Среди любителей, с энтузиазмом подвизавшихся на театральных подмостках, были служащие городских учреждений, студенты колледжа, медсестры, торговцы, водители грузовиков и официанты, которые заразились любовью к театру в школьных драмкружках и участвовали в устройстве церковных праздников. Что касается зрителей, то половину их составляли друзья и родственники лицедеев; многие в глаза не видели профессиональных актеров и никогда не были в настоящем театре.
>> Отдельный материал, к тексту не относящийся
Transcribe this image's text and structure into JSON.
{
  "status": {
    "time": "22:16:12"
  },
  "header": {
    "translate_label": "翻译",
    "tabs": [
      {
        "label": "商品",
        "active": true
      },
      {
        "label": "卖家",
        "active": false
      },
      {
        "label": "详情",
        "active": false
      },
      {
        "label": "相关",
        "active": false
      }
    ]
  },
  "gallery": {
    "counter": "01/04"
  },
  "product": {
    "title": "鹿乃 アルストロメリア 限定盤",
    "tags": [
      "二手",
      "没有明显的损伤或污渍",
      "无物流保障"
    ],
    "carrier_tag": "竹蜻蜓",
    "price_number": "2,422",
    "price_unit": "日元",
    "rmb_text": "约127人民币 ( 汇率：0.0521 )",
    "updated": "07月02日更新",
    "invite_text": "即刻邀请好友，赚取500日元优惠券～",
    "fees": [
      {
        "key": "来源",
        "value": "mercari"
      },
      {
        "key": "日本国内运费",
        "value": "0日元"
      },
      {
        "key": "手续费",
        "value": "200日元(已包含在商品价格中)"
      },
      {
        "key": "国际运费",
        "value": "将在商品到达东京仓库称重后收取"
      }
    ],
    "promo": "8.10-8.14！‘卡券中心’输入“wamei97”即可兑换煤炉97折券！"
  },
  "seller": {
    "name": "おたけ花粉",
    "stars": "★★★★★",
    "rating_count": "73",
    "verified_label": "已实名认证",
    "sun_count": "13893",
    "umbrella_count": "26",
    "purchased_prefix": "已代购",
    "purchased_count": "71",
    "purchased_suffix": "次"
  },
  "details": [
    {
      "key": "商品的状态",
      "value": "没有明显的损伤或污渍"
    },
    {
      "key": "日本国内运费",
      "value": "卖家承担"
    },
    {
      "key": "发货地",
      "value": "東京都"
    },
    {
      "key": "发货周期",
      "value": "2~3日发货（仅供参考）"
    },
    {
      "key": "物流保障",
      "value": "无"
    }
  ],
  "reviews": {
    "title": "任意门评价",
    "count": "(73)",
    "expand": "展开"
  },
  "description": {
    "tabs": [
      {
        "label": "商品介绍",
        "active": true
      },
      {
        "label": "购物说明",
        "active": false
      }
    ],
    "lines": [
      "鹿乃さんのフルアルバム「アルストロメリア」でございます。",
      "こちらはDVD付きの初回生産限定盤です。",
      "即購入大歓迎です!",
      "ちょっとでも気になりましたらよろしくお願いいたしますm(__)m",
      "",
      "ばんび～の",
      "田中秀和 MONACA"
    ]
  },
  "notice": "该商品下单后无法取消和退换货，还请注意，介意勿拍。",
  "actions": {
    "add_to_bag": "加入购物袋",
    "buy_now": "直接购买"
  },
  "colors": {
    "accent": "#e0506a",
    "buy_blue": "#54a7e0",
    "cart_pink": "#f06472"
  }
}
В целом, по мнению Квиллера, исполнители с задачей справились. Никто не забыл своих слов и не пропустил реплик. Режиссер-постановщик научил самодеятельных артистов произносить слова так, чтобы было слышно даже в последних рядах зрительного зала.
Когда спектакль кончился, Квиллер отправился домой писать рецензию в завтрашний номер. Его занятие прервал звонок Полли.
— Ну и как постановка? — спросила она.
— Неплохо. А как прошло собрание?
— Библиотеке нужна новая печка. Мистер Хаммонд самолично явился на собрание и убедил членов совета, что, пытаясь залатать дыры, мы бросаем деньги на ветер. Если быть точной, он сказал, что мы «плюём против ветра». Это так шокировало наших дам, что они тут же подписали контракт без обычных возражений и поправок.
— А Хаммонд сможет установить и запустит новое оборудование до наступления холодов и появления сугробов? — спросил Квиллер.
— По правде говоря, Квилл, мы ещё в августе собирались к этому приступить. Мы оба понимали, что это неизбежно, но…
— Ты тянула время, не говоря ни «да», ни «нет».
— Иногда без этого не обойтись, дорогой. И я знала, что в случае чего Фонд К. нам поможет… Ну, не буду больше отвлекать тебя от рецензии.
— Я позвоню тебе завтра после первого рейса новой передвижной библиотеки.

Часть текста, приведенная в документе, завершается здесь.